In the second account, eloquently argued by Iraq Pundit, Washington Post reporter Ellen Knickmeyer reports on the increasing problem of militants dressed as policeman in Iraq acting as death squads. Her particular angle is to point at the Facilities Protection Service, known as the FPS, a unit established by Paul Bremer during the throes of the first insurgency. And to back up her claim, she quotes Iraqi Interior Minister Bayan Jabr accusing the FPS, of carrying out some of the killings widely attributed to death squads operating inside his ministry's police forces. A senior U.S. military official, speaking on condition that he not be identified further, said Saturday he believed that members of the FPS, along with private militias, were the chief culprits behind Iraq's death squads.
The only problem with this, as Iraq Pundit points out, is that Bayan Jabr has headed the Interior Ministry during the Jaafari regime. And he is considered responsible for allowing the police to become an arm of the militias in the first place.
Jabr, who allowed the police to become an apparent arm of the Shiite militias, has personal connections with the largest of those militias: He was a leader of the Badr Brigades, the Iranian-trained force of SCIRI, the Supreme Council for the Islamic Revolution in Iraq. Obviously, Jabr was an awful choice for the role of interior minister, and was a significant factor in the Jaafari regime's loss of trust and credibility. Restoring trust in the interior ministry must be a major objective of the new Maliki government.
So that is Knickmeyer's source. Yet, in citing him in two articles, she does not reveal to her audience the conflict of interest inherent in his position, not its self serving aspect. Iraq Pundit points out:
This is an almost perfect confluence of interests. Jabr gets to use a major U.S. newspaper to minimize his record of ineptitude and/or malice, while the Post gets to tell its preferred Iraqi narrative: that the proximate cause of every Iraqi ill is the United States.
On May 14, Knickmeyer had a front-page story in the Post following up on Jabr's accusations that FPS members have been behind some of the murders. The point of the story was that the FPS was a significant force, that no one had much control over it, and that it was a legacy of bad U.S. governance.

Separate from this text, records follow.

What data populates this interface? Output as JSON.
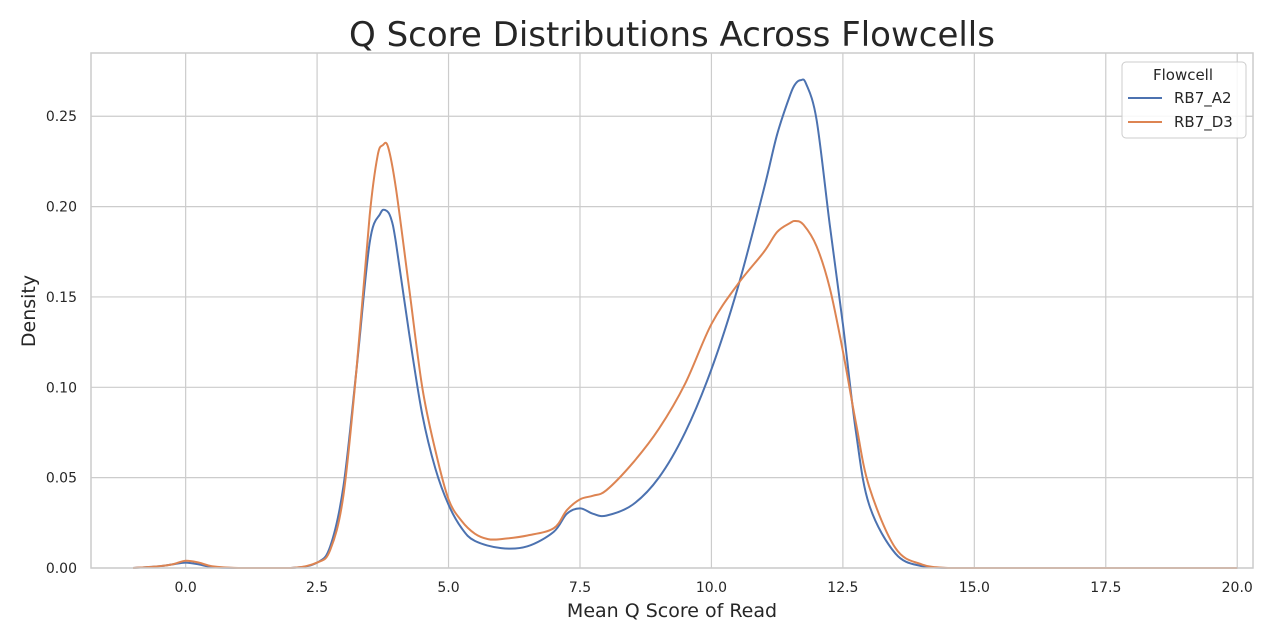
{
  "chart_data": {
    "type": "line",
    "title": "Q Score Distributions Across Flowcells",
    "xlabel": "Mean Q Score of Read",
    "ylabel": "Density",
    "xlim": [
      -1.8,
      20.3
    ],
    "ylim": [
      0,
      0.285
    ],
    "xticks": [
      0.0,
      2.5,
      5.0,
      7.5,
      10.0,
      12.5,
      15.0,
      17.5,
      20.0
    ],
    "xtick_labels": [
      "0.0",
      "2.5",
      "5.0",
      "7.5",
      "10.0",
      "12.5",
      "15.0",
      "17.5",
      "20.0"
    ],
    "yticks": [
      0.0,
      0.05,
      0.1,
      0.15,
      0.2,
      0.25
    ],
    "ytick_labels": [
      "0.00",
      "0.05",
      "0.10",
      "0.15",
      "0.20",
      "0.25"
    ],
    "grid": true,
    "legend": {
      "title": "Flowcell",
      "placement": "top-right"
    },
    "series": [
      {
        "name": "RB7_A2",
        "color": "#4c72b0",
        "x": [
          -1.0,
          -0.5,
          -0.25,
          0.0,
          0.25,
          0.5,
          1.0,
          2.0,
          2.5,
          2.75,
          3.0,
          3.25,
          3.5,
          3.7,
          3.8,
          3.9,
          4.0,
          4.25,
          4.5,
          4.75,
          5.0,
          5.25,
          5.5,
          6.0,
          6.5,
          7.0,
          7.25,
          7.5,
          7.75,
          8.0,
          8.5,
          9.0,
          9.5,
          10.0,
          10.5,
          11.0,
          11.25,
          11.5,
          11.6,
          11.7,
          11.8,
          12.0,
          12.25,
          12.5,
          12.75,
          13.0,
          13.5,
          14.0,
          14.5,
          15.0,
          20.0
        ],
        "values": [
          0.0,
          0.001,
          0.002,
          0.003,
          0.002,
          0.0005,
          0.0,
          0.0,
          0.003,
          0.012,
          0.045,
          0.11,
          0.18,
          0.196,
          0.198,
          0.194,
          0.18,
          0.13,
          0.085,
          0.055,
          0.035,
          0.022,
          0.015,
          0.011,
          0.012,
          0.02,
          0.03,
          0.033,
          0.03,
          0.029,
          0.035,
          0.05,
          0.075,
          0.11,
          0.155,
          0.21,
          0.24,
          0.262,
          0.268,
          0.27,
          0.268,
          0.248,
          0.19,
          0.135,
          0.075,
          0.035,
          0.008,
          0.001,
          0.0,
          0.0,
          0.0
        ]
      },
      {
        "name": "RB7_D3",
        "color": "#dd8452",
        "x": [
          -1.0,
          -0.5,
          -0.25,
          0.0,
          0.25,
          0.5,
          1.0,
          2.0,
          2.5,
          2.75,
          3.0,
          3.25,
          3.5,
          3.65,
          3.75,
          3.85,
          4.0,
          4.25,
          4.5,
          4.75,
          5.0,
          5.25,
          5.5,
          5.75,
          6.0,
          6.5,
          7.0,
          7.25,
          7.5,
          7.75,
          8.0,
          8.5,
          9.0,
          9.5,
          10.0,
          10.5,
          11.0,
          11.25,
          11.5,
          11.6,
          11.75,
          12.0,
          12.25,
          12.5,
          12.75,
          13.0,
          13.5,
          14.0,
          14.5,
          15.0,
          20.0
        ],
        "values": [
          0.0,
          0.001,
          0.002,
          0.004,
          0.003,
          0.001,
          0.0,
          0.0,
          0.003,
          0.01,
          0.04,
          0.11,
          0.195,
          0.228,
          0.234,
          0.233,
          0.21,
          0.155,
          0.1,
          0.065,
          0.038,
          0.026,
          0.019,
          0.016,
          0.016,
          0.018,
          0.022,
          0.032,
          0.038,
          0.04,
          0.043,
          0.058,
          0.077,
          0.102,
          0.135,
          0.157,
          0.175,
          0.186,
          0.191,
          0.192,
          0.19,
          0.178,
          0.155,
          0.12,
          0.08,
          0.045,
          0.011,
          0.002,
          0.0,
          0.0,
          0.0
        ]
      }
    ]
  }
}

I don't know how culpable the FPS is in the murder campaign, and neither it seems does Knickmeyer. My interest is in Knickmeyer's use of Jabr in her stories. For example, Knickmeyer never acknowledges Jabr's militia connections. I'm also struck by the manner in which Knickmeyer appears to allow Jabr to cast blame for Iraq's security problems.
Surely Knickmeyer is aware of the fact that Jabr is known to have militia connections.
Doesn't she believe her readers should be as well?
Ah, journalists and their bag of rhetorical tricks.